The best phase unwrapping method depends on your depth sensing application. When the number of frames is required to be low and there is limited computational power then decreasing the modulation frequency is best. When more frames can be acquired the multi-frequency methods become possible. With theses solutions the computation per-pixel is low, and the result is deterministic. In the case where a small number of frames is required, computation power available, and there are some predictable scene constraints then single frequency methods are appropriate. The best approach depends on the application which determines the power budget, frames per second, computational complexity, and accuracy.

References #

[1] Jongenelen, A. P. P. (2011). Development of a compact, configurable, real-time range imaging system.

[2] Payne, A. D., Jongenelen, A. P., Dorrington, A. A., Cree, M. J., & Carnegie, D. A. (2009). Multiple frequency range imaging to remove measurement ambiguity. In Optical 3-d measurement techniques.

[3] Benedetti, A., Perry, T., Fenton, M., & Mogallapu, V. (2014). U.S. Patent Application №13/586,391.

[4] Droeschel, D., Holz, D., & Behnke, S. (2010, October). Multi-frequency phase unwrapping for time-of-flight cameras. In 2010 IEEE/RSJ International Conference on Intelligent Robots and Systems (pp. 1463–1469). IEEE.

[5] Lawin, F. J., Forssén, P. E., & Ovrén, H. (2016, October). Efficient multi-frequency phase unwrapping using kernel density estimation. In European Conference on Computer Vision (pp. 170–185). Springer, Cham.

[6] Crabb, R. E. (2015). Fast Time-of-Flight Phase Unwrapping and Scene Segmentation Using Data Driven Scene Priors (Doctoral dissertation, UC Santa Cruz).

[7] Choi, O., Lim, H., Kang, B., Kim, Y. S., Lee, K., Kim, J. D., & Kim, C. Y. (2010, September). Range unfolding for time-of-flight depth cameras. In 2010 IEEE International Conference on Image Processing (pp. 4189–4192). IEEE.

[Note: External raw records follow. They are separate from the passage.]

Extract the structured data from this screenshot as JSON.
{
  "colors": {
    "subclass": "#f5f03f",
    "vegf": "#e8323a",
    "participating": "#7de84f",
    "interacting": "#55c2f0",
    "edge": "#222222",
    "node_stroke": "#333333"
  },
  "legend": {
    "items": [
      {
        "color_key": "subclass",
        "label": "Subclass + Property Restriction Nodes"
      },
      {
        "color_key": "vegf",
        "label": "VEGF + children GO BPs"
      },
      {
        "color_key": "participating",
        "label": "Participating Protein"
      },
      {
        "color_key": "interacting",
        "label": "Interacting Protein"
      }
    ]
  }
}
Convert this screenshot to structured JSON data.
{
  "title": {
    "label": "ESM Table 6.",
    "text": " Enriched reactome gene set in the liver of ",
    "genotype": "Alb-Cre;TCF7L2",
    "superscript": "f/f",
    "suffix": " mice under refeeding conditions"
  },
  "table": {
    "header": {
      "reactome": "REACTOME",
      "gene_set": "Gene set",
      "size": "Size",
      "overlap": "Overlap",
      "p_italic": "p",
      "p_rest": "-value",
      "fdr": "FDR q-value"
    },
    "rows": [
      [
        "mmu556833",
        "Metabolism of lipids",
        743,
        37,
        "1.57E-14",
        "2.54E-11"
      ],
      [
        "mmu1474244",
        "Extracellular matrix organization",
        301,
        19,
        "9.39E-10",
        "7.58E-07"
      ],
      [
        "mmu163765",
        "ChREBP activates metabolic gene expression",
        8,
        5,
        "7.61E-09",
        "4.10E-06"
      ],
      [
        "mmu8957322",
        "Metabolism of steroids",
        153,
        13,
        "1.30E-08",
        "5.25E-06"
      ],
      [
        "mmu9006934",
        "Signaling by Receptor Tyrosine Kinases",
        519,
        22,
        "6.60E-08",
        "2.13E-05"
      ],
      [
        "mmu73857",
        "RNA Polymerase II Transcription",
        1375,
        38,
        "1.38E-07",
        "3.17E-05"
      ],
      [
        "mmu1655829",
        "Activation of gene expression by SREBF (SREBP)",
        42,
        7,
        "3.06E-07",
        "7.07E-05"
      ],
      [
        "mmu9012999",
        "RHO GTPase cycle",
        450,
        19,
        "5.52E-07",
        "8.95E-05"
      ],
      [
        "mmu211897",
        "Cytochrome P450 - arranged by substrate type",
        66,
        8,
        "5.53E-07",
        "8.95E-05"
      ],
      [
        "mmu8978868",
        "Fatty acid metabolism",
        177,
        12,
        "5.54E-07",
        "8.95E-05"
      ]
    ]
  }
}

[8] McClure, S. H., Cree, M. J., Dorrington, A. A., & Payne, A. D. (2010, January). Resolving depth-measurement ambiguity with commercially available range imaging cameras. In Image Processing: Machine Vision Applications III (Vol. 7538, p. 75380K). International Society for Optics and Photonics.

[9] Marco, J., Hernandez, Q., Munoz, A., Dong, Y., Jarabo, A., Kim, M. H., … & Gutierrez, D. (2017). DeepToF: off-the-shelf real-time correction of multipath interference in time-of-flight imaging. ACM Transactions on Graphics (ToG), 36(6), 1–12.

Notes #

All these numbers have used the speed of light as 3e8, which is not quite right, but makes the maximum distance a round number.

The noise with modulation in theory should stay constant but doesn’t, as the illumination power changes, the demodulation contrast changes, and normally the temperature varies as well.